Dispelling conspiracy theories and untruths can be difficult when people only hear what they already believe.

September 28, 2009|GREGORY RODRIGUEZ

Just because you're paranoid doesn't mean that someone's not after you. Over the last few months, a lot of writers have dusted off Richard Hofstadter's classic 1964 essay on the paranoid style in American politics just so they can explain away the loony rumors and conspiracy theories coming from the far right. But no amount of intellectual condescension is going to make those powerful untruths go away.

The real truth is that, as weird as they are, rumors and conspiracy theories can only thrive in the minds of people who are predisposed to believe them. Successful propagators of fringe theories don't just send random balloons into the atmosphere. Rather, they tap into the preexisting beliefs and biases of their target audiences.

Plenty of studies have shown that people don't process information in a neutral way -- "biased assimilation" they call it. In other words, rather than our opinions being forged by whatever information we have available, they tend to be constructed by our wants and needs. With all their might, our minds try to reduce cognitive dissonance -- that queasy feeling you get when you are confronted by contradictory ideas simultaneously. Therefore, we tend to reject theories and rumors -- and facts and truths -- that challenge our worldview and embrace those that affirm it.

It's easy to assume that lack of education is the culprit when it comes to people believing rumors against logic and evidence -- for instance, that Barack Obama, whose mother was an American citizen and whose state of birth has repeatedly said his birth records are in good order, isn't a legitimate American citizen.
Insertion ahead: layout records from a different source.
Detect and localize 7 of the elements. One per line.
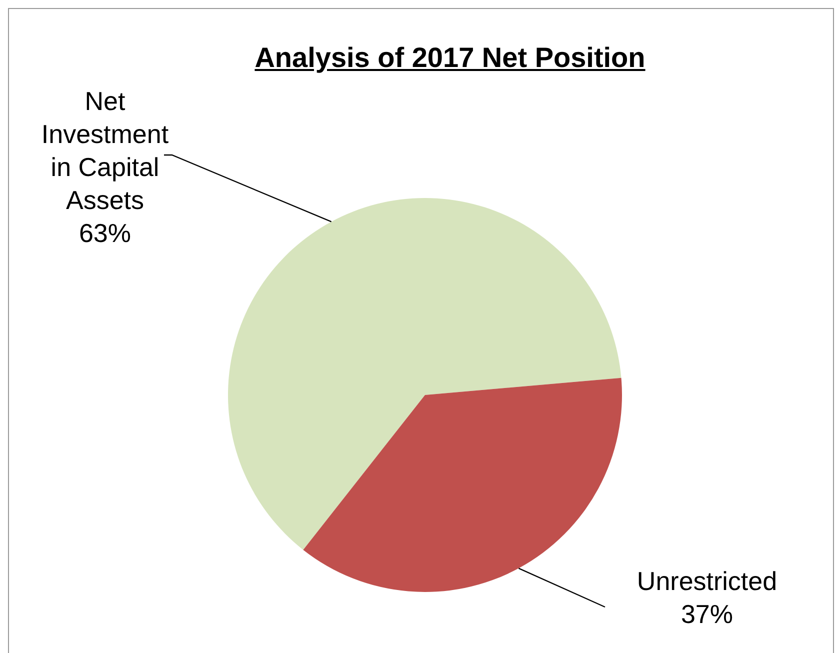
data-label: 37% (680, 599, 734, 629)
slice-label: Net Investment in Capital Assets (41, 86, 170, 215)
pie-slice (303, 378, 622, 592)
slice-label: Unrestricted (636, 566, 778, 596)
data-label: 63% (78, 218, 132, 248)
pie-slice (228, 198, 622, 550)
chart-title: Analysis of 2017 Net Position (254, 42, 646, 74)
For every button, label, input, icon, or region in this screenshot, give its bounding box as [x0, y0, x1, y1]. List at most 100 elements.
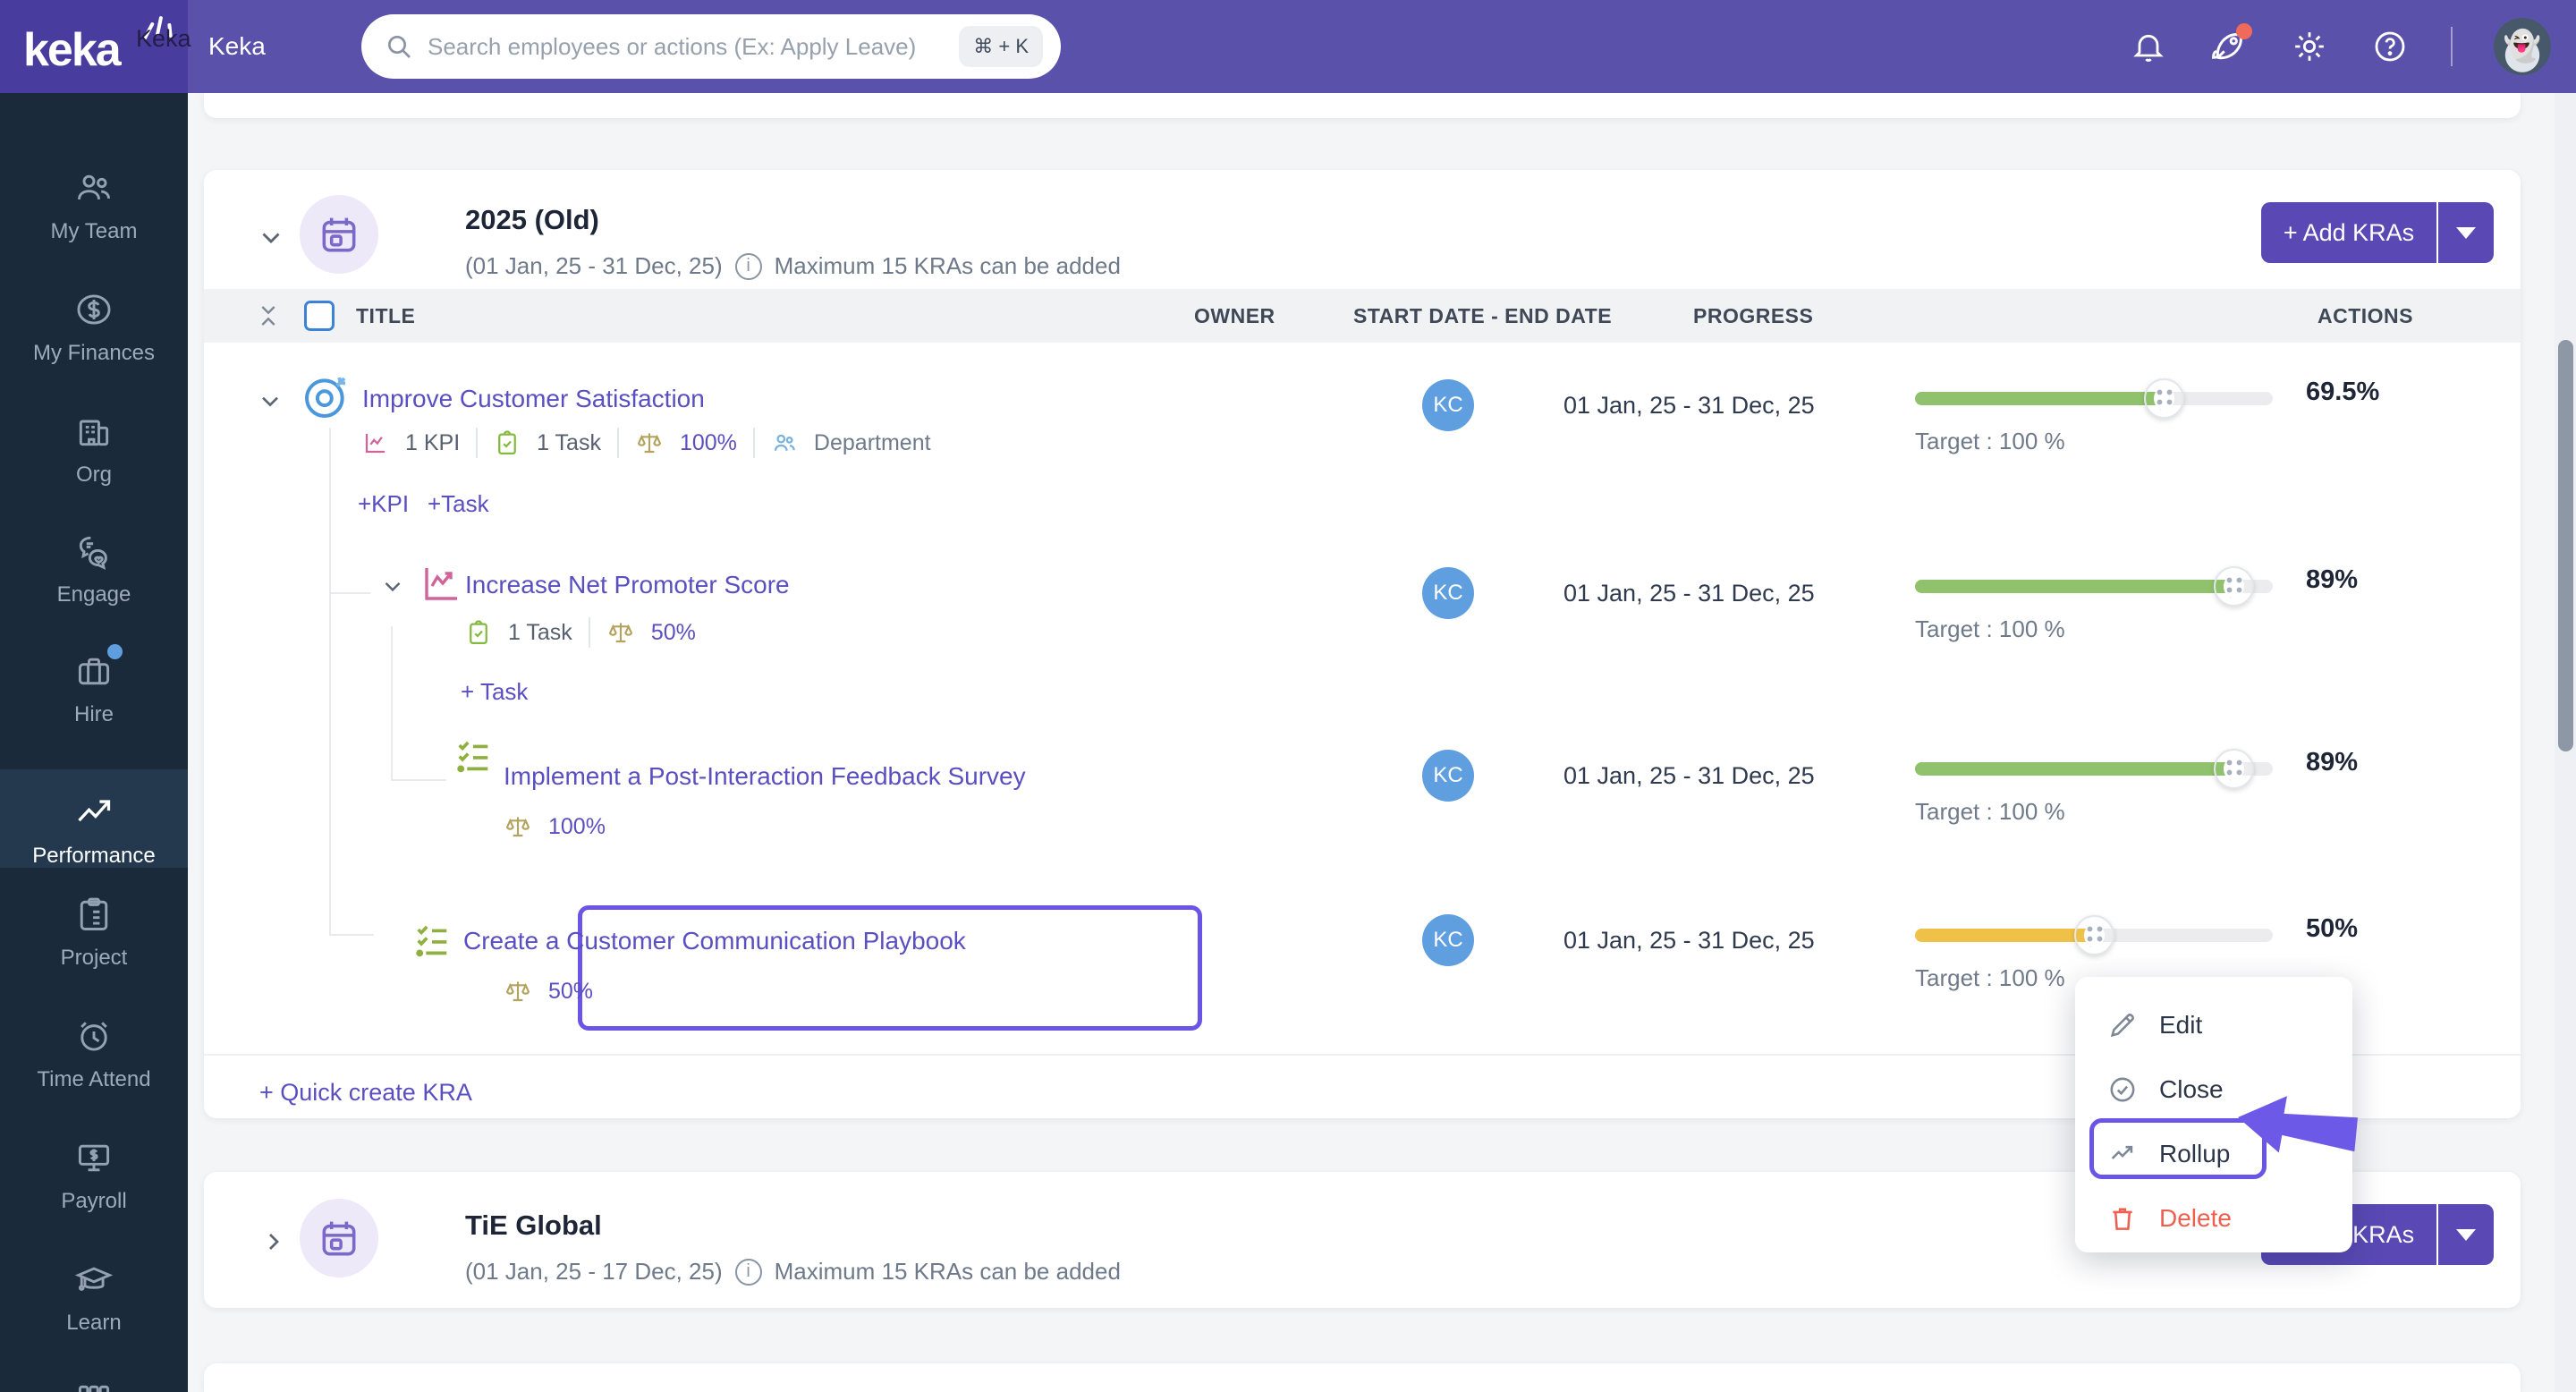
- progress-slider[interactable]: [1915, 566, 2273, 607]
- add-kras-dropdown-button[interactable]: [2436, 202, 2494, 263]
- sidebar-item-my-team[interactable]: My Team: [0, 168, 188, 244]
- kpi-row-meta: 1 Task 50%: [465, 617, 696, 648]
- owner-avatar[interactable]: KC: [1422, 750, 1474, 802]
- notifications-bell-icon[interactable]: [2129, 27, 2168, 66]
- progress-drag-handle[interactable]: [2074, 915, 2114, 955]
- kra-goal-icon: [301, 372, 351, 422]
- cycle-date-range: (01 Jan, 25 - 31 Dec, 25): [465, 252, 723, 279]
- sidebar-item-learn[interactable]: Learn: [0, 1260, 188, 1336]
- owner-avatar[interactable]: KC: [1422, 567, 1474, 619]
- department-people-icon: [774, 434, 795, 451]
- kpi-count: 1 KPI: [405, 429, 461, 455]
- task-row-title[interactable]: Create a Customer Communication Playbook: [463, 927, 966, 955]
- sidebar-item-project[interactable]: Project: [0, 895, 188, 971]
- kra-row-meta: 1 KPI 1 Task 100% Department: [362, 428, 931, 458]
- keka-logo-text: keka: [23, 24, 122, 76]
- sidebar: My Team My Finances Org Engage Hire Perf…: [0, 93, 188, 1392]
- hire-notification-dot: [107, 644, 123, 659]
- column-title: TITLE: [356, 303, 416, 327]
- sidebar-item-hire[interactable]: Hire: [0, 644, 188, 727]
- trash-icon: [2113, 1208, 2132, 1230]
- kpi-chart-icon: [419, 562, 462, 605]
- cycle-title: 2025 (Old): [465, 204, 599, 235]
- owner-avatar[interactable]: KC: [1422, 914, 1474, 966]
- tree-line: [391, 626, 393, 781]
- kpi-row-title[interactable]: Increase Net Promoter Score: [465, 571, 790, 598]
- add-task-link[interactable]: + Task: [461, 678, 529, 705]
- cycle-info-note: Maximum 15 KRAs can be added: [774, 1258, 1121, 1285]
- progress-drag-handle[interactable]: [2214, 566, 2254, 607]
- progress-drag-handle[interactable]: [2144, 378, 2184, 419]
- sidebar-item-org[interactable]: Org: [0, 412, 188, 488]
- column-progress: PROGRESS: [1693, 303, 1814, 327]
- task-clipboard-icon: [470, 620, 487, 644]
- menu-item-close[interactable]: Close: [2075, 1057, 2352, 1122]
- weight-value: 100%: [548, 813, 606, 839]
- info-icon[interactable]: i: [734, 252, 762, 280]
- collapse-all-icon[interactable]: [254, 301, 283, 330]
- search-input[interactable]: [428, 32, 960, 61]
- add-task-link[interactable]: +Task: [428, 490, 489, 517]
- add-kpi-link[interactable]: +KPI: [358, 490, 410, 517]
- progress-slider[interactable]: [1915, 915, 2273, 955]
- quick-create-kra-link[interactable]: + Quick create KRA: [259, 1079, 472, 1106]
- help-icon[interactable]: [2370, 27, 2410, 66]
- cycle-title: TiE Global: [465, 1210, 602, 1241]
- row2-expand-chevron-down-icon[interactable]: [379, 573, 406, 599]
- sidebar-item-payroll[interactable]: Payroll: [0, 1138, 188, 1214]
- task-row-title[interactable]: Implement a Post-Interaction Feedback Su…: [504, 762, 1026, 790]
- previous-card-edge: [204, 93, 2521, 118]
- progress-percent: 89%: [2306, 748, 2359, 777]
- cycle-subtitle: (01 Jan, 25 - 17 Dec, 25) i Maximum 15 K…: [465, 1258, 1121, 1286]
- keka-logo[interactable]: keka Keka: [0, 0, 191, 93]
- whats-new-rocket-icon[interactable]: [2209, 23, 2252, 66]
- sidebar-item-my-finances[interactable]: My Finances: [0, 290, 188, 366]
- progress-slider[interactable]: [1915, 749, 2273, 789]
- kra-row-title[interactable]: Improve Customer Satisfaction: [362, 385, 705, 412]
- row1-expand-chevron-down-icon[interactable]: [256, 386, 284, 415]
- sidebar-item-time-attend[interactable]: Time Attend: [0, 1016, 188, 1092]
- sidebar-item-apps[interactable]: Apps: [0, 1379, 188, 1392]
- progress-slider[interactable]: [1915, 378, 2273, 419]
- add-kras-button[interactable]: + Add KRAs: [2261, 202, 2436, 263]
- hire-icon: [74, 644, 123, 691]
- select-all-checkbox[interactable]: [304, 301, 335, 331]
- cycle-info-note: Maximum 15 KRAs can be added: [774, 252, 1121, 279]
- card-divider: [204, 1054, 2521, 1056]
- menu-item-edit[interactable]: Edit: [2075, 993, 2352, 1057]
- menu-item-rollup[interactable]: Rollup: [2075, 1122, 2352, 1186]
- progress-drag-handle[interactable]: [2214, 749, 2254, 789]
- search-icon: [388, 36, 411, 58]
- column-owner: OWNER: [1194, 303, 1275, 327]
- cycle-subtitle: (01 Jan, 25 - 31 Dec, 25) i Maximum 15 K…: [465, 252, 1121, 280]
- add-kras-dropdown-button[interactable]: [2436, 1204, 2494, 1265]
- task-count: 1 Task: [508, 619, 572, 645]
- menu-item-delete[interactable]: Delete: [2075, 1186, 2352, 1251]
- settings-gear-icon[interactable]: [2290, 27, 2329, 66]
- column-dates: START DATE - END DATE: [1353, 303, 1613, 327]
- sidebar-item-performance[interactable]: Performance: [0, 769, 188, 868]
- kpi-chart-icon: [365, 434, 385, 454]
- page-scrollbar-thumb[interactable]: [2558, 340, 2573, 751]
- top-bar: keka Keka Keka ⌘ + K 👻: [0, 0, 2576, 93]
- info-icon[interactable]: i: [734, 1258, 762, 1286]
- progress-target: Target : 100 %: [1915, 964, 2065, 991]
- org-icon: [74, 412, 114, 451]
- sidebar-item-engage[interactable]: Engage: [0, 531, 188, 607]
- global-search[interactable]: ⌘ + K: [361, 14, 1061, 79]
- task-count: 1 Task: [537, 429, 601, 455]
- row-dates: 01 Jan, 25 - 31 Dec, 25: [1563, 392, 1815, 419]
- expand-cycle-chevron-right-icon[interactable]: [259, 1227, 288, 1256]
- user-avatar[interactable]: 👻: [2494, 18, 2551, 75]
- owner-avatar[interactable]: KC: [1422, 379, 1474, 431]
- progress-percent: 50%: [2306, 914, 2359, 943]
- finances-icon: [74, 290, 114, 329]
- task-checklist-icon: [411, 920, 453, 961]
- cycle-calendar-icon: [300, 195, 378, 274]
- keka-logo-overlay-label: Keka: [136, 25, 191, 52]
- task-row-meta: 100%: [504, 812, 606, 841]
- collapse-cycle-chevron-down-icon[interactable]: [256, 222, 286, 252]
- learn-icon: [74, 1260, 114, 1299]
- app-name: Keka: [208, 32, 266, 60]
But one 1994 survey on conspiracy theories found that educational level or occupational category were not factors in whether you believed in them or not.

What was significant? Insecurity about employment. That finding ties into psychologist Robert H. Knapp's 1944 thesis that rumors "express and gratify the emotional needs" of communities during periods of social duress. They arise, in his view, to "express in simple and rationalized terms the uncertainties and hostilities which so many feel."

If, on the one hand, you think you should blame rumor-mongers and rumor believers for not doing their homework, you can, on the other hand, give them credit for striving pretty hard to explain phenomena they find threatening. Rumors and conspiracy theories often supply simplified, easily digestible explanations (and enemies) to sum up complex situations. However crass, they're both fueled by a desire to make sense of the world.

Can false rumors and off-the-wall theories be corrected by broadcasting the truth? Sometimes, but not always. Access to information, evidently, is not a silver bullet. In his just-published book, "On Rumors," legal scholar (and new head of the White House Office of Information and Regulatory Affairs) Cass R. Sunstein argues that efforts at correcting rumors can sometimes even hurt the cause of truth.

He cites a 2004 experiment in which liberals and conservatives were asked to examine their views on the existence of weapons of mass destruction in Iraq. After reading a statement that declared that Iraq had WMD, the subjects were asked to reveal their views on a five-point scale, from "strongly agree" to "strongly disagree."

Then they were handed a mock news article in which President George W. Bush defended the war, in part by suggesting that Saddam Hussein had weapons of mass destruction. After reading that article, participants were also asked to read about the CIA's Duelfer report, which showed that the Bush administration was wrong to think Iraq had such weapons. Finally, they were again asked their opinion of the original statement on the same five-point scale.

What the researchers found is that the outcome depended on the participants' political point of view. The liberals shifted in the direction of greater disagreement, while the conservatives showed a significant shift in agreeing with the original statement. As the researchers put it, "The correction backfired -- conservatives who received the correction telling them that Iraq did not have WMD were more likely to believe that Iraq had WMD."

Are you scared yet? I am.

Sunstein's book goes on to explore ways that society can hold rumor-mongers accountable without eliciting a chilling effect on the freedom of speech. He's concerned that crazy rumors in the Internet Age can gum up the machinery of democracy itself.

I applaud the effort, but I'd prefer to do away with the insecurity and uncertainty that feed wacko theories and rumors in the first place. A modicum of stability, a fair and functioning economy and polity -- those have to be what we strive for.

But in the meantime, don't forget psychologist Knapp. "To decry the ravages of rumor-mongering is one thing," he wrote, "to control it is yet another." Pass it on.